I really, really loved this piece with the exception of the word "crinkled," to echo those who said it sounded out-of-place. care-worn or some other word depicting age without making it seem like her hand's gonna fall off would have been preferable.
I adored the steam bringing a flush to her cheeks, and absolutely LOVED the tea being too hot to have a flavor. That's so true. As a sometime tea-drinker, daughter of a tea-addict that's exactly, EXACTLY what its like. It's just like...hot water, really, until it's cooled a bit.

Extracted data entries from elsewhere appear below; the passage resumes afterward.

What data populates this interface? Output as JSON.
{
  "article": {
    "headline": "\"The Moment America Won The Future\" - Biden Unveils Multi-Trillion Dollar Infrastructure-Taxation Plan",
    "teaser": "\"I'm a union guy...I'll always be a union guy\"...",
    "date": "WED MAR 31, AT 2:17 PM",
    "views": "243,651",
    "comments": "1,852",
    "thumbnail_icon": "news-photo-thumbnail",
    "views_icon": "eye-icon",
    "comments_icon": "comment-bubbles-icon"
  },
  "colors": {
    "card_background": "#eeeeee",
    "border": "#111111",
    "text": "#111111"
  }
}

A feminine feel, descriptive, caring towards the elderly...mentions of flowers and tea...if she was on the list, i'd guess Jenny Gardner.
dkw, is this yours?
edit: oh, another thought i had re-reading the excerpt...this passage
quote: Her hands went to her mouth, and the service slipped unnoticed off her knees in a brief symphony of porcelain
seems off to me.
I know exactly what you're trying to say, but it seems like there's something amiss. The china didn't slip off in a symphony of porcelain, it slipped off, and then created a symphony of porcelain. One, then the other. The way you have it, it sounds like the symphony is created on the fall down, which i don't believe is what you intended? I could be wrong.
posted
I don't really have anything new in terms of critique or telling details that reveal the author, but reading over it again, I could imagine that Caleb might have written this.
posted
Hmmm...I just noticed that TomD hasn't been guessed yet, and I remember that in a recent round of this game he was complaining that his work hadn't been "up" yet.
So, even before my Caleb guess can be shot down, I'm making another: It's Tom, in the coatroom, with a lead pipe.